So research institutes are very happy, after all, they have a problem. Wine companies are happy, no matter how much, lichen prime is not a thing of foreign wine. Some media are happy and the annual tasks of the business sector are less difficult to complete. Some investors are happy, seeing this liquor plate is up non-stop.
What is lichenin?
Lichenysin is a substance secreted by Bacillus licheniformis, a bacterium that is widespread in nature. Chinese liquor is fermented with koji, while koji is actually a complex of fungi and bacteria. Each song inside the song is not the same, so the fermentation products are complex, creating a liquor “style and flavor diversity.” As a passerby, Bacillus licheniformis mixed into the song, resulting in the fermentation products appeared lichen prime, that’s no more normal.
How did that passer-by become a health guard? This goes back to thirty years ago, when domestic clinical microbiologists in our country particularly liked doing “bacteriostatic experiments,” which is to see if a substance or strain can inhibit the growth of harmful bacteria in petri dishes. After all, Fleming discovered the penicillin eighty years ago. At that time there was a doctor to a patient’s vaginal swab microbiological culture and found that in addition to the common Lactobacillus (normal vaginal flora, the resulting acidic environment can inhibit the growth of other harmful microorganisms) there is a strange, The result of the identification is Bacillus licheniformis. Laboratory studies have found that this bacterium grows well in acid environments made by Lactobacilli and can inhibit the growth of harmful bacteria such as Staphylococcus aureus.
That era, the concept of probiotics still more than now. That year, our father and mother and grandparents toss “Kombucha” momentum than we made “enzyme” most of the momentum. Nothing new under the sun
So for Bacillus licheniformis research started, continues today, is a variety of Bacillus licheniformis preparations, from diarrhea to vaginitis, a very wide range of uses.
Lichen, as a metabolite isolated from Bacillus licheniformis, has also been studied. Laboratory research found its various biological activities. However, tens of millions of laboratory research, can go to the clinic without one. Sometimes drugs can not be better, you can develop health products, ah, after all, as long as it is not bad on the line.
Licorice wine will be able to fight cancer? There are alcohol in the wine too!

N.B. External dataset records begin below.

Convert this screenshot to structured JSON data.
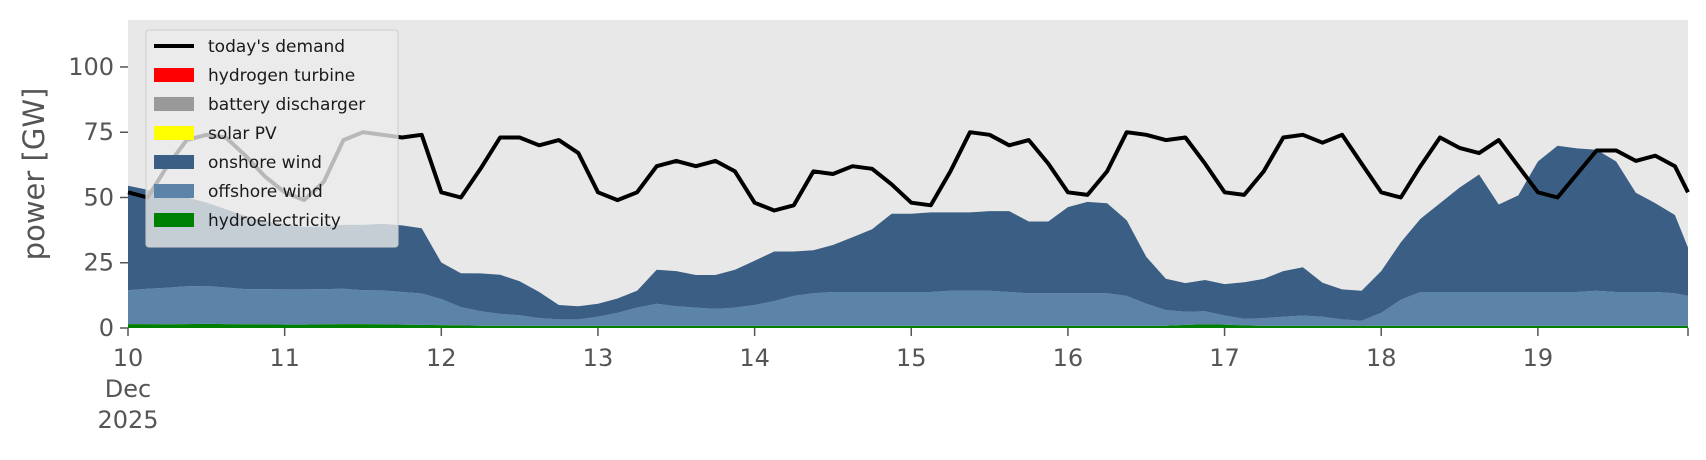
{
  "chart_data": {
    "type": "area",
    "ylabel": "power [GW]",
    "xlabel": "",
    "ylim": [
      0,
      118
    ],
    "xlim": [
      "2025-12-10 00:00",
      "2025-12-19 23:00"
    ],
    "y_ticks": [
      0,
      25,
      50,
      75,
      100
    ],
    "x_ticks": [
      {
        "date": "2025-12-10 00:00",
        "label": [
          "10",
          "Dec",
          "2025"
        ]
      },
      {
        "date": "2025-12-11 00:00",
        "label": [
          "11"
        ]
      },
      {
        "date": "2025-12-12 00:00",
        "label": [
          "12"
        ]
      },
      {
        "date": "2025-12-13 00:00",
        "label": [
          "13"
        ]
      },
      {
        "date": "2025-12-14 00:00",
        "label": [
          "14"
        ]
      },
      {
        "date": "2025-12-15 00:00",
        "label": [
          "15"
        ]
      },
      {
        "date": "2025-12-16 00:00",
        "label": [
          "16"
        ]
      },
      {
        "date": "2025-12-17 00:00",
        "label": [
          "17"
        ]
      },
      {
        "date": "2025-12-18 00:00",
        "label": [
          "18"
        ]
      },
      {
        "date": "2025-12-19 00:00",
        "label": [
          "19"
        ]
      }
    ],
    "grid": false,
    "background": "#e8e8e8",
    "legend_position": "top-left",
    "legend": [
      {
        "name": "today's demand",
        "color": "#000000",
        "kind": "line"
      },
      {
        "name": "hydrogen turbine",
        "color": "#ff0000",
        "kind": "area"
      },
      {
        "name": "battery discharger",
        "color": "#999999",
        "kind": "area"
      },
      {
        "name": "solar PV",
        "color": "#ffff00",
        "kind": "area"
      },
      {
        "name": "onshore wind",
        "color": "#3b5f84",
        "kind": "area"
      },
      {
        "name": "offshore wind",
        "color": "#5b84a8",
        "kind": "area"
      },
      {
        "name": "hydroelectricity",
        "color": "#008000",
        "kind": "area"
      }
    ],
    "x": [
      "2025-12-10 00:00",
      "2025-12-10 03:00",
      "2025-12-10 06:00",
      "2025-12-10 09:00",
      "2025-12-10 12:00",
      "2025-12-10 15:00",
      "2025-12-10 18:00",
      "2025-12-10 21:00",
      "2025-12-11 00:00",
      "2025-12-11 03:00",
      "2025-12-11 06:00",
      "2025-12-11 09:00",
      "2025-12-11 12:00",
      "2025-12-11 15:00",
      "2025-12-11 18:00",
      "2025-12-11 21:00",
      "2025-12-12 00:00",
      "2025-12-12 03:00",
      "2025-12-12 06:00",
      "2025-12-12 09:00",
      "2025-12-12 12:00",
      "2025-12-12 15:00",
      "2025-12-12 18:00",
      "2025-12-12 21:00",
      "2025-12-13 00:00",
      "2025-12-13 03:00",
      "2025-12-13 06:00",
      "2025-12-13 09:00",
      "2025-12-13 12:00",
      "2025-12-13 15:00",
      "2025-12-13 18:00",
      "2025-12-13 21:00",
      "2025-12-14 00:00",
      "2025-12-14 03:00",
      "2025-12-14 06:00",
      "2025-12-14 09:00",
      "2025-12-14 12:00",
      "2025-12-14 15:00",
      "2025-12-14 18:00",
      "2025-12-14 21:00",
      "2025-12-15 00:00",
      "2025-12-15 03:00",
      "2025-12-15 06:00",
      "2025-12-15 09:00",
      "2025-12-15 12:00",
      "2025-12-15 15:00",
      "2025-12-15 18:00",
      "2025-12-15 21:00",
      "2025-12-16 00:00",
      "2025-12-16 03:00",
      "2025-12-16 06:00",
      "2025-12-16 09:00",
      "2025-12-16 12:00",
      "2025-12-16 15:00",
      "2025-12-16 18:00",
      "2025-12-16 21:00",
      "2025-12-17 00:00",
      "2025-12-17 03:00",
      "2025-12-17 06:00",
      "2025-12-17 09:00",
      "2025-12-17 12:00",
      "2025-12-17 15:00",
      "2025-12-17 18:00",
      "2025-12-17 21:00",
      "2025-12-18 00:00",
      "2025-12-18 03:00",
      "2025-12-18 06:00",
      "2025-12-18 09:00",
      "2025-12-18 12:00",
      "2025-12-18 15:00",
      "2025-12-18 18:00",
      "2025-12-18 21:00",
      "2025-12-19 00:00",
      "2025-12-19 03:00",
      "2025-12-19 06:00",
      "2025-12-19 09:00",
      "2025-12-19 12:00",
      "2025-12-19 15:00",
      "2025-12-19 18:00",
      "2025-12-19 21:00",
      "2025-12-19 23:00"
    ],
    "series": [
      {
        "name": "hydroelectricity",
        "color": "#008000",
        "values": [
          1.5,
          1.5,
          1.4,
          1.5,
          1.6,
          1.5,
          1.4,
          1.4,
          1.3,
          1.3,
          1.4,
          1.5,
          1.5,
          1.4,
          1.3,
          1.2,
          1.1,
          1.0,
          0.9,
          0.9,
          0.9,
          0.8,
          0.8,
          0.8,
          0.8,
          0.8,
          0.8,
          0.8,
          0.8,
          0.8,
          0.8,
          0.8,
          0.8,
          0.8,
          0.8,
          0.8,
          0.8,
          0.8,
          0.8,
          0.8,
          0.8,
          0.8,
          0.8,
          0.8,
          0.8,
          0.8,
          0.8,
          0.8,
          0.8,
          0.8,
          0.8,
          0.8,
          0.8,
          0.9,
          1.2,
          1.4,
          1.3,
          1.0,
          0.8,
          0.8,
          0.8,
          0.8,
          0.8,
          0.8,
          0.8,
          0.8,
          0.8,
          0.8,
          0.8,
          0.8,
          0.8,
          0.8,
          0.8,
          0.8,
          0.8,
          0.8,
          0.8,
          0.8,
          0.8,
          0.8,
          0.8
        ]
      },
      {
        "name": "offshore wind",
        "color": "#5b84a8",
        "values": [
          13,
          13.5,
          14,
          14.5,
          14.5,
          14,
          13.5,
          13.5,
          13.5,
          13.5,
          13.5,
          13.5,
          13,
          13,
          12.5,
          12,
          10,
          7,
          5.5,
          4.5,
          4,
          3,
          2.5,
          2.5,
          3.5,
          5,
          7,
          8.5,
          7.5,
          7,
          6.5,
          7,
          8,
          9.5,
          11.5,
          12.5,
          13,
          13,
          13,
          13,
          13,
          13,
          13.5,
          13.5,
          13.5,
          13,
          12.5,
          12.5,
          12.5,
          12.5,
          12.5,
          11.5,
          8.5,
          6,
          5,
          5,
          3.5,
          2.5,
          3,
          3.5,
          4,
          3.5,
          2.5,
          2,
          5,
          10,
          13,
          13,
          13,
          13,
          13,
          13,
          13,
          13,
          13,
          13.5,
          13,
          13,
          13,
          12.5,
          11.5
        ]
      },
      {
        "name": "onshore wind",
        "color": "#3b5f84",
        "values": [
          40,
          38,
          36,
          34,
          32,
          30,
          28,
          26,
          25,
          24,
          24,
          24.5,
          25,
          25.5,
          25.5,
          25,
          14,
          13,
          14.5,
          15,
          13,
          10,
          5.5,
          5,
          5,
          5.5,
          6.5,
          13,
          13.5,
          12.5,
          13,
          14.5,
          17,
          19,
          17,
          16.5,
          18,
          21,
          24,
          30,
          30,
          30.5,
          30,
          30,
          30.5,
          31,
          27.5,
          27.5,
          33,
          35,
          34.5,
          29,
          18,
          12,
          11,
          12,
          12,
          14,
          15,
          17.5,
          18.5,
          13,
          11.5,
          11.5,
          16,
          22,
          28,
          34,
          40,
          45,
          33.5,
          37,
          50,
          56,
          55,
          54,
          50,
          38,
          34,
          30,
          18.5
        ]
      },
      {
        "name": "solar PV",
        "color": "#ffff00",
        "values": [
          0,
          0,
          0,
          0,
          0,
          0,
          0,
          0,
          0,
          0,
          0,
          0,
          0,
          0,
          0,
          0,
          0,
          0,
          0,
          0,
          0,
          0,
          0,
          0,
          0,
          0,
          0,
          0,
          0,
          0,
          0,
          0,
          0,
          0,
          0,
          0,
          0,
          0,
          0,
          0,
          0,
          0,
          0,
          0,
          0,
          0,
          0,
          0,
          0,
          0,
          0,
          0,
          0,
          0,
          0,
          0,
          0,
          0,
          0,
          0,
          0,
          0,
          0,
          0,
          0,
          0,
          0,
          0,
          0,
          0,
          0,
          0,
          0,
          0,
          0,
          0,
          0,
          0,
          0,
          0,
          0
        ]
      },
      {
        "name": "battery discharger",
        "color": "#999999",
        "values": [
          0,
          0,
          0,
          0,
          0,
          0,
          0,
          0,
          0,
          0,
          0,
          0,
          0,
          0,
          0,
          0,
          0,
          0,
          0,
          0,
          0,
          0,
          0,
          0,
          0,
          0,
          0,
          0,
          0,
          0,
          0,
          0,
          0,
          0,
          0,
          0,
          0,
          0,
          0,
          0,
          0,
          0,
          0,
          0,
          0,
          0,
          0,
          0,
          0,
          0,
          0,
          0,
          0,
          0,
          0,
          0,
          0,
          0,
          0,
          0,
          0,
          0,
          0,
          0,
          0,
          0,
          0,
          0,
          0,
          0,
          0,
          0,
          0,
          0,
          0,
          0,
          0,
          0,
          0,
          0,
          0
        ]
      },
      {
        "name": "hydrogen turbine",
        "color": "#ff0000",
        "values": [
          0,
          0,
          0,
          0,
          0,
          0,
          0,
          0,
          0,
          0,
          0,
          0,
          0,
          0,
          0,
          0,
          0,
          0,
          0,
          0,
          0,
          0,
          0,
          0,
          0,
          0,
          0,
          0,
          0,
          0,
          0,
          0,
          0,
          0,
          0,
          0,
          0,
          0,
          0,
          0,
          0,
          0,
          0,
          0,
          0,
          0,
          0,
          0,
          0,
          0,
          0,
          0,
          0,
          0,
          0,
          0,
          0,
          0,
          0,
          0,
          0,
          0,
          0,
          0,
          0,
          0,
          0,
          0,
          0,
          0,
          0,
          0,
          0,
          0,
          0,
          0,
          0,
          0,
          0,
          0,
          0
        ]
      },
      {
        "name": "today's demand",
        "color": "#000000",
        "kind": "line",
        "values": [
          52,
          50,
          62,
          72,
          74,
          73,
          66,
          58,
          52,
          49,
          56,
          72,
          75,
          74,
          73,
          74,
          52,
          50,
          61,
          73,
          73,
          70,
          72,
          67,
          52,
          49,
          52,
          62,
          64,
          62,
          64,
          60,
          48,
          45,
          47,
          60,
          59,
          62,
          61,
          55,
          48,
          47,
          60,
          75,
          74,
          70,
          72,
          63,
          52,
          51,
          60,
          75,
          74,
          72,
          73,
          63,
          52,
          51,
          60,
          73,
          74,
          71,
          74,
          63,
          52,
          50,
          62,
          73,
          69,
          67,
          72,
          62,
          52,
          50,
          59,
          68,
          68,
          64,
          66,
          62,
          52
        ]
      }
    ]
  }
}
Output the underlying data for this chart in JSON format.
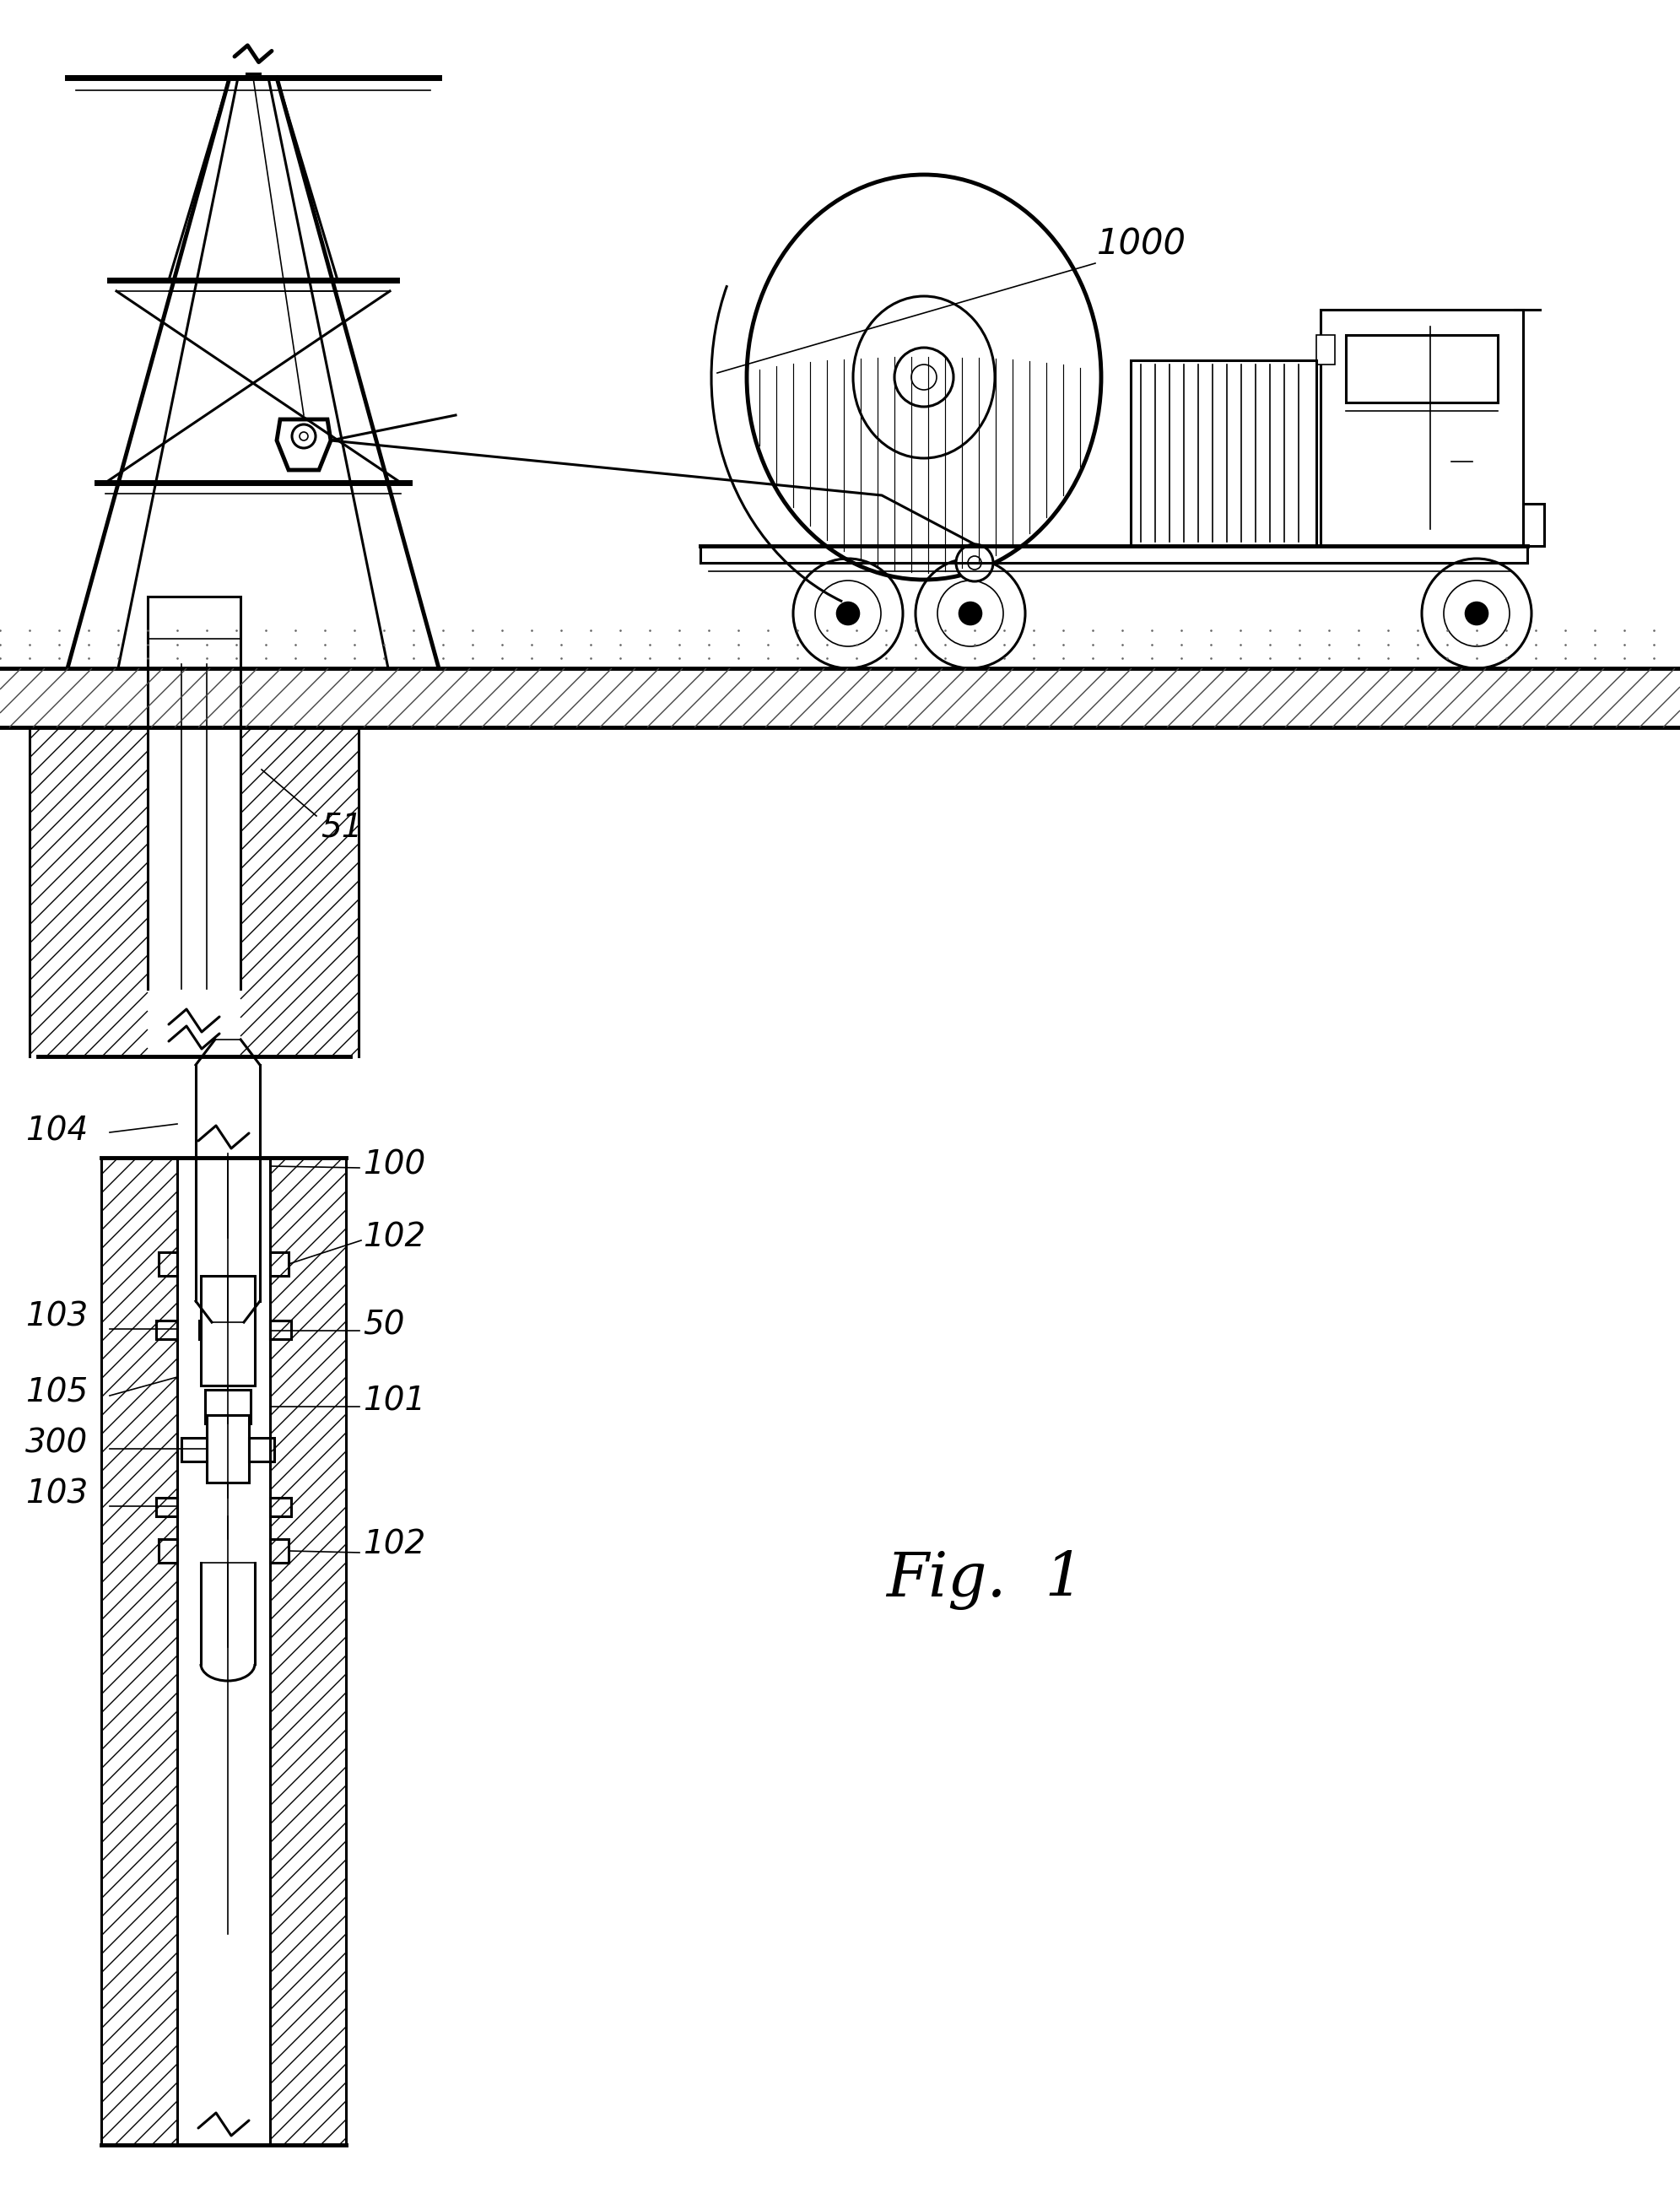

What does it mean to have lichenin in liquor (or anything else you’ve never heard of)? First of all, it means that fermented liquor is very complex, what peat smell, nutty flavor, tobacco flavor, floral fruit flavor … That’s nothing. Our wine can taste the smell of burning plastic and 80 different rotten leaves Taste, if you do not know “product” words. Second, mean that Professor Xu’s laboratory testing technology has improved. Now that detection techniques are getting more accurate, trace detection can detect even 1 trillionth of such levels. So, what is found in what I’m not surprised, whether it is penguin DDT or liquor anti-cancer substances.
Speaking of anti-cancer, “logical discovery of traces of anti-cancer substances in the wine, so moderate drinking health” such a logical deduction can be called classic. Because no matter what kind of wine, alcohol is one of the important or main component, and alcohol is a type of carcinogen. Alcohol can cause oral cancer, throat cancer, esophageal cancer, stomach cancer, liver cancer, colon cancer and breast cancer, the evidence is conclusive. In addition, other hazards of alcohol are more clearly understood. It is the sixth most common cause of death for adults in China and directly causes the death of more than 300,000 people each year.
If this is not enough to be on the waking eye, the next piece of data will make you even more “hypnotized” – nearly 14 million years of alcohol-induced DALY annually in China. DALY is the result of a factor that leads to the full healthy life lost from the onset to the death. In other words, if you do not drink alcohol at all, the Chinese live a healthy life of more than 14 million years a year. Think carefully.
How about Chinese drinking now? According to the research conducted by WHO and other public health agencies, the per capita annual pure alcohol intake of our population over the age of 15 in 2010 was 6.7 liters, which is the mid-stream level in the world. However, the survey found that our drinking rate is not high, about half of men over the age of 15 and over 80% of women over 15 said they do not drink. In this way, the per capita consumption of alcohol consumed by those who drink alcohol is as high as 15 liters or more, ranking the highest in the world. Even more worrying is that with the continuous decline in global per capita consumption of alcohol, we staged a “retrograde drunk beauty,” and consumption continued to rise.
The dotted line in the figure shows the change in per capita alcohol intake in China. The figure calculated by the national population is not too high compared with other countries. However, if only those who drink alcohol are counted, their per capita annual alcohol intake will reach 15.1 liters in 2010, ranking the highest in the world. Image Source: Literature 
I also drink alcohol, although every drop of drink I drink brings me a higher health risk. But as the oldest human use of drugs, I know the health risks of drinking alcohol and try to keep those risks under control while enjoying its social function.
If a liquor company does not improve the taste and stability of its products, it does not explore the cultural value of the products, but rather the “health effects“. What I think, no matter what, if it is done, it is a rogue. Both china and abroad.